Attempts to curb the hypertension epidemic have resulted in varied salt reduction strategies across the globe. In June 2016, South Africa implements legislation limiting maximum sodium levels in a range of foods previously identified as contributing significantly to population sodium intake. This study was designed to establish baseline sodium and potassium intake, as well as blood pressure (BP) prior to legislation coming into effect.Design and Method:
Participants were recruited using a nested cohort design within the World Health Organization Study on global AGEing and adult health (WHOSAGE), a multi-national longitudinal study of the health and well-being of adults and the ageing process (18+ years, with an emphasis on adults 50+ years).

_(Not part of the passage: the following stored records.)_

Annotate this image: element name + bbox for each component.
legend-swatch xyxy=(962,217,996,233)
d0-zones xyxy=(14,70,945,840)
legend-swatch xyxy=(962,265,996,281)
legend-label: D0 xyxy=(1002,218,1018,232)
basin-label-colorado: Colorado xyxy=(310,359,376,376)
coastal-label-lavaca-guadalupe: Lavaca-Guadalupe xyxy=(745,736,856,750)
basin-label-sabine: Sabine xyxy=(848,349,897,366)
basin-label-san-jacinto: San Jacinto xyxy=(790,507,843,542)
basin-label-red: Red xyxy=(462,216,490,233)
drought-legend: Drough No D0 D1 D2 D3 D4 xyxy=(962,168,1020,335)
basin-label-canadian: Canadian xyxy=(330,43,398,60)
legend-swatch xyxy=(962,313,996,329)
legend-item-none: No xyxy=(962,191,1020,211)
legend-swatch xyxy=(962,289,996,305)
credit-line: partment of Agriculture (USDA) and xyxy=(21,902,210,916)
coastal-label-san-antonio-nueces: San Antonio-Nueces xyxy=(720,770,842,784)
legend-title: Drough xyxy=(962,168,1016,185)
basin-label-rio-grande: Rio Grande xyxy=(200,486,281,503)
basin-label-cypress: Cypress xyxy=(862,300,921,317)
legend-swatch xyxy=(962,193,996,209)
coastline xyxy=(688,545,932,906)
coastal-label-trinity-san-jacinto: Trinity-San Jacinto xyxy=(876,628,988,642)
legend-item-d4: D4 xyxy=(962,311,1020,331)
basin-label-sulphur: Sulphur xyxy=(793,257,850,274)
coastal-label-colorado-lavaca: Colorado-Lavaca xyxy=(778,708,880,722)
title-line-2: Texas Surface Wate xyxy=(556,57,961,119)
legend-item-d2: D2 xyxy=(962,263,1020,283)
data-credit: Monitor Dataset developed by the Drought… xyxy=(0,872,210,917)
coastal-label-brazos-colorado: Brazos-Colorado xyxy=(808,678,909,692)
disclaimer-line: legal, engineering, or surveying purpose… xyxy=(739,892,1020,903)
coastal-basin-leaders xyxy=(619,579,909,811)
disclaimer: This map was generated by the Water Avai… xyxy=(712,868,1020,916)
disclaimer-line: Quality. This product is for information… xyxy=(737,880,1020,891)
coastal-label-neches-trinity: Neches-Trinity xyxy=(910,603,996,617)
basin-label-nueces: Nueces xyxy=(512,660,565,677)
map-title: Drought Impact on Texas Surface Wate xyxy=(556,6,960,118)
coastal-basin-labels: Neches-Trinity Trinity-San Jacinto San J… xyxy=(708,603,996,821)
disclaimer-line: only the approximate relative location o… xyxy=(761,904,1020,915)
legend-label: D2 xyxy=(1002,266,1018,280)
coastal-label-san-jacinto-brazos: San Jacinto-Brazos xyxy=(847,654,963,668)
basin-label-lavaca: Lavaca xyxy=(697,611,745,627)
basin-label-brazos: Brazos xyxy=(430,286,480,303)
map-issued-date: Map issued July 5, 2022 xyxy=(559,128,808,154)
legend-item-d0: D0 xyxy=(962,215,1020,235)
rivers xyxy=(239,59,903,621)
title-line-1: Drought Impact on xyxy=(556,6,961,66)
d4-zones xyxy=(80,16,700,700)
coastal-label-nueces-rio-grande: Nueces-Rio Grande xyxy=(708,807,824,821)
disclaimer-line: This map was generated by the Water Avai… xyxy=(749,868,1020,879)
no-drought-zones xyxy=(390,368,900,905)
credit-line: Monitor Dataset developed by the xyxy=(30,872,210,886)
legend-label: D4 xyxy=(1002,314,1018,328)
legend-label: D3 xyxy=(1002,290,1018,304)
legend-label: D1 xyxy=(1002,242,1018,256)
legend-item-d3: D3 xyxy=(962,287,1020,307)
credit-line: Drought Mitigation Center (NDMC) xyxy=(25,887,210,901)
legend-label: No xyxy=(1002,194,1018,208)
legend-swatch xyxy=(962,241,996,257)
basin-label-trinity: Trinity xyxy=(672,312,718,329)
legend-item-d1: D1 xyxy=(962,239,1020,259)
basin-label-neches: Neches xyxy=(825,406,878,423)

The SAGE-South Africa cohort consists of randomly selected households (n = 4583 adults) across the country. Spot and 24-hour urine samples were collected in a random sub-sample and sodium, potassium and creatinine analysed. BP, anthropometry, and sociodemographic data were collected at the same time, as part of SAGE Wave2.Results:
Median age of the group was 55 years (IQR 24; n = 450; 80% female). Daily salt and potassium excretion varied greatly, with a median of 6.7 g salt/day (1–43 g/day), 1.3 g potassium/day (0.2–8.5 g/day) and a molar sodium-to-potassium ratio of 3.3 (0.3–16.0). Previous diagnosis of hypertension was low (22%) but BP readings and medication use revealed 42% to be currently hypertensive (71% untreated; 15% treated uncontrolled; 14% treated controlled). In comparison to WHO recommendations, 69% had a salt intake above 5 g/day, 91% had a potassium intake below 90 mmol/d and 96% had Na:K ratio >1. Only 3 (<1%) participants achieved all three recommendations.Conclusions:
Given the high prevalence of hypertension and untreated hypertension among South African adults, the sodium legislation is a welcome step in reducing population BP. Further investigation and intervention for increasing population potassium intakes could be a next step.